Use man to read about cut, sort, and uniq. What happens if you leave out the sort in the pipes above? What if you exchange the order of sort and uniq?

There is a small problem with the list of stations generated by the command above; you will notice it includes stationname as a station. One way to address this problem is to edit the data file itself so as to remove the offending line. But why bother to edit the file when another pipe will do? We can strip out stationname with grep -v as follows:

cut -d, -f2 cta.csv | sort | uniq | grep -v stationname

Read about the purpose of this flag with man grep.

Having taken the trouble to collate the list of unique stations in the data file, we might as well save the results in case we want them some other time. One way to do this would be to use the mouse to copy and paste the terminal text and save a text file. Or, better yet: redirection! Try this:

cut -d, -f2 cta.csv | sort | uniq | grep -v stationname > stations.txt

Check your results with cat stations.txt.

Now, let’s assume you’re interested in the extreme ridership days – the highest and the lowest – in the year 2010 for the Western-Forest Park station. The command grep "Western-Forest Park" cta.csv will pull all the station data, but won’t restrict it to 2010. For that, we can pipe the data through another grep, as follows:

grep "Western-Forest Park" cta.csv | grep 2010

Look closely. Did the command yield the right results? If not, modify the command accordingly.

Once you have the 2010 data for Western-Forest Park, discover the lowest daily ridership as follows. Pipe the 2010 data to a use of cut that pulls out the ridership column; sort the data in numeric order (not alphabetic) by calling sort with the appropriate option; pipe the result to head -n1. Then, find the highest ridership similarly with tail.

Grading¶

For this assignment, the weights will be:

Completeness: 80%
Code Quality: 20%

The completeness score will be determined by the automated tests. The code quality score will largely be determined by whether your implementation follows the restrictions described for Tasks 1 through 3 and reuses your functions effectively.

Cleaning up¶

Before your submit your work, we strongly encourage you to get your directory into a clean state. Run make clean to remove any executables that are laying around and then run git status . to make sure you did not forget to add/commit any of the required files.

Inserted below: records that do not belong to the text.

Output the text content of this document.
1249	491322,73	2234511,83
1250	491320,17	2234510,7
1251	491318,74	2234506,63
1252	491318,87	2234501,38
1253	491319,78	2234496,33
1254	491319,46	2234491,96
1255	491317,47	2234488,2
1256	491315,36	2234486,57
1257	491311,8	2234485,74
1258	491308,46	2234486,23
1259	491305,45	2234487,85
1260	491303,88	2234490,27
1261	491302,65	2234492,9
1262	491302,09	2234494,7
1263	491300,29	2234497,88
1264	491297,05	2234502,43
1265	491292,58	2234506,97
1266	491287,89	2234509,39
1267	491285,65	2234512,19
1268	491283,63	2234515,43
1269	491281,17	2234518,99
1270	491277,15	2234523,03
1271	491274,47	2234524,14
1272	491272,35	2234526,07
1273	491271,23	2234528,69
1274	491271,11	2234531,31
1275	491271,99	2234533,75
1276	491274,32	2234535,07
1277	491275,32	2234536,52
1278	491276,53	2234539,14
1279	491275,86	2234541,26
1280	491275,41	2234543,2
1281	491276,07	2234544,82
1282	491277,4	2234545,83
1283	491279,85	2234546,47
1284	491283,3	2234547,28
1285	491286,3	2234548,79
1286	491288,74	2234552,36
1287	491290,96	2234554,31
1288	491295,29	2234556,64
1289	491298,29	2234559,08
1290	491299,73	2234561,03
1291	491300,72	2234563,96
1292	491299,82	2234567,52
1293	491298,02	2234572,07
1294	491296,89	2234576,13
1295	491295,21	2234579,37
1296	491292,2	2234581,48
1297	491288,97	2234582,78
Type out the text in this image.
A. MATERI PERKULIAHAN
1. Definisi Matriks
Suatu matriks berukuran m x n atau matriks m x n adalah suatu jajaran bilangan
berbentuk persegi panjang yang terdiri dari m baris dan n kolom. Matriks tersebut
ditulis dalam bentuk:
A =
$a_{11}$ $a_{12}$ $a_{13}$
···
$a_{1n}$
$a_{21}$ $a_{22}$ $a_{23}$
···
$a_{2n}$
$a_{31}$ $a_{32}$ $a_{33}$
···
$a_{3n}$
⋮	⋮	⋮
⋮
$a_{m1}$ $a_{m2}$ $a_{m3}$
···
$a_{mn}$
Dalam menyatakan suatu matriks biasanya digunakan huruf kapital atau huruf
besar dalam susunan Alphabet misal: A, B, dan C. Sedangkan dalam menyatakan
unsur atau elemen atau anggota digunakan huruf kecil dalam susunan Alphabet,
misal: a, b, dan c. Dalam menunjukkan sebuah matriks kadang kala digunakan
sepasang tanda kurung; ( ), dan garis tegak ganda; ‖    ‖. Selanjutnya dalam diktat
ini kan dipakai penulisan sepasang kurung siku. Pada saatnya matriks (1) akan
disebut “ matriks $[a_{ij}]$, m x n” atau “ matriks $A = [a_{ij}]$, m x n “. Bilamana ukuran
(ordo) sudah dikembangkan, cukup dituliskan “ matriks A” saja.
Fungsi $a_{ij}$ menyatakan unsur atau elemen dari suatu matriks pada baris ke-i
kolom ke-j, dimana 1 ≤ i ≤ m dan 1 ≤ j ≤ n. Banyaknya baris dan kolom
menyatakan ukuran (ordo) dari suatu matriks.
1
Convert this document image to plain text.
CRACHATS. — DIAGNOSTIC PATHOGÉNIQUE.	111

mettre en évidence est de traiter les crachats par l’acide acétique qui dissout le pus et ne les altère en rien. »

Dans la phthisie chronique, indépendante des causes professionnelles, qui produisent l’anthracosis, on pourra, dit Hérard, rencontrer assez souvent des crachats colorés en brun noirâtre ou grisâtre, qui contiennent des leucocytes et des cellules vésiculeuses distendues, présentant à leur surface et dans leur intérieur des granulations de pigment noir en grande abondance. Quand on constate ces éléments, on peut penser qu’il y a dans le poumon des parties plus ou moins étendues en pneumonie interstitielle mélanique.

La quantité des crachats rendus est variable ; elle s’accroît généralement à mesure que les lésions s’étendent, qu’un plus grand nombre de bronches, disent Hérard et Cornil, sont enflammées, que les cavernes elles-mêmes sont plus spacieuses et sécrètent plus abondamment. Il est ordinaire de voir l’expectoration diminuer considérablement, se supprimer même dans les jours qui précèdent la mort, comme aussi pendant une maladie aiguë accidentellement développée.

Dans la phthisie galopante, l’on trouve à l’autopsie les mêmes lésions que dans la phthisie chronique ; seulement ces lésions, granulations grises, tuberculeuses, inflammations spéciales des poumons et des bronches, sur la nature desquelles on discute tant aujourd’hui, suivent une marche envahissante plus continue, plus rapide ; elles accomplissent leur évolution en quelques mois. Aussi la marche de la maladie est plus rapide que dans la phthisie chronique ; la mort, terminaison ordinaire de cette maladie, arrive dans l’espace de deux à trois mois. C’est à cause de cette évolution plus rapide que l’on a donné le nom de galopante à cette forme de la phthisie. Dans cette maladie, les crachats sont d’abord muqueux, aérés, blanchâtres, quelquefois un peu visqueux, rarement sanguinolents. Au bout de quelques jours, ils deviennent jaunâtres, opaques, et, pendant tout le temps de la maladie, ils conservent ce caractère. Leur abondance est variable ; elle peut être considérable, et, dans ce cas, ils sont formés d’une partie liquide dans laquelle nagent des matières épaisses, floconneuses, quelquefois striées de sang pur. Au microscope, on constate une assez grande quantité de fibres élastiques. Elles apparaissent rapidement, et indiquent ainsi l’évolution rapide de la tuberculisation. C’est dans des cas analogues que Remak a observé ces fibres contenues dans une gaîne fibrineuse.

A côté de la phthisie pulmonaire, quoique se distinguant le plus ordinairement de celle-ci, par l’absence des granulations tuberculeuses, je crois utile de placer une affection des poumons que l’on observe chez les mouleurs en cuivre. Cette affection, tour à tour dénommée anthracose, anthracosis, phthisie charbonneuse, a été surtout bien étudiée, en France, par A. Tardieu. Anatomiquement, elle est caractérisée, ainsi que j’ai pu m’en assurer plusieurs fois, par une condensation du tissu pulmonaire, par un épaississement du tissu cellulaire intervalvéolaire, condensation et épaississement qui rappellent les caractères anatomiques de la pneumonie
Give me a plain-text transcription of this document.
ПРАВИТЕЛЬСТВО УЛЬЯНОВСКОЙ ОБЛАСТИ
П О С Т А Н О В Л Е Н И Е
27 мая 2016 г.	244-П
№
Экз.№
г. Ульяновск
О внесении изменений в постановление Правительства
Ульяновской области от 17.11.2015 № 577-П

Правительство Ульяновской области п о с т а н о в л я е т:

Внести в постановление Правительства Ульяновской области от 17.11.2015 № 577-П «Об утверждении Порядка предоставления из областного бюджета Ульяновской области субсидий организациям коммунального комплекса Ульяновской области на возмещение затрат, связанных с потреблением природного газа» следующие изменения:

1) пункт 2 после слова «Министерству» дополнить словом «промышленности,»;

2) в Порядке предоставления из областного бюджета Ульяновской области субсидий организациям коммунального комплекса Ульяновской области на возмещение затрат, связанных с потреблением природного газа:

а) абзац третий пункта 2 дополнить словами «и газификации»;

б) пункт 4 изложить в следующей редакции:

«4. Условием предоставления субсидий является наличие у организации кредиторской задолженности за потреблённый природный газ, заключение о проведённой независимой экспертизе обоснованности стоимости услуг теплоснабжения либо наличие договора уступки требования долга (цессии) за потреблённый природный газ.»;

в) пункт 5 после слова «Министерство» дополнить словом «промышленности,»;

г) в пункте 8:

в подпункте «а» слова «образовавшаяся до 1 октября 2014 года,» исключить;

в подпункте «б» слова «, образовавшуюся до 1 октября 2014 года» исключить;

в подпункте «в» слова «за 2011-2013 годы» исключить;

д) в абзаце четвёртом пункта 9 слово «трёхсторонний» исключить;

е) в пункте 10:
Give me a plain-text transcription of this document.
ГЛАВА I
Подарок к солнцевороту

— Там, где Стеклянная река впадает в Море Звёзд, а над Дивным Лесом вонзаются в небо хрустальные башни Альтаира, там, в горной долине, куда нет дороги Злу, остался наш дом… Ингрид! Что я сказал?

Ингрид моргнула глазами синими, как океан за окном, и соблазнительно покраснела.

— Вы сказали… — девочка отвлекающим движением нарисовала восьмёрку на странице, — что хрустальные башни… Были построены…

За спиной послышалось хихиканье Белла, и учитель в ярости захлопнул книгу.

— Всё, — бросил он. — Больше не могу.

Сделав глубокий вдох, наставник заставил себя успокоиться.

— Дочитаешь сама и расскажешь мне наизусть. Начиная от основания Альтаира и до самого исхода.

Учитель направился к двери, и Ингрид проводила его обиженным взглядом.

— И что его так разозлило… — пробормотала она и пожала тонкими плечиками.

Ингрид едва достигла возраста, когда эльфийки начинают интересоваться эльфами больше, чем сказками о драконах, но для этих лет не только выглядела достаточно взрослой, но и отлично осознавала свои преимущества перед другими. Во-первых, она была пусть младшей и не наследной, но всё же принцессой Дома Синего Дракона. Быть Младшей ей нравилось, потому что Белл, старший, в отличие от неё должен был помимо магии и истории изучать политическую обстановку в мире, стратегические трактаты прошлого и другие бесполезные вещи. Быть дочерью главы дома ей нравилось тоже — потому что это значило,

Also, remove directives, such as:

// YOUR CODE HERE

// Replace 0.0 with an appropriate return value

from your code. Make sure to recompile and rerun the tests after you clean up. It is easy to introduce a syntax error at this stage.

Submission¶

Before you upload your submission, make sure you have added the required information to the header comment in lab4.c:

your name,
the names of anyone beyond the course staff you discussed the assignment with, and
links to any resources that you used other than course materials and the course textbook.

Please remove the explanation for what is required. Note: write None in the relevant field, to indicate that you did not use any sources and/or consult anyone beyond the course staff.

To submit your work, you will need to add, commit, and push lab4.c to GitHub and then upload it to Gradescope under the lab4 assignment. Make sure to choose the right assignment on Gradescope!

You are welcome to upload your code to Gradescope multiple times before the deadline, but it is wildly inefficient to use Gradescope as a compute server. You should test your code on the CS Linux machines and only upload it when you think you are finished or when you are getting close to the deadline and want to do a “safety” submission.

You are responsible for making sure that the code you upload compiles and runs. You will get zero credit for code that does not compile.

Finally, a reminder that we will not accept late work.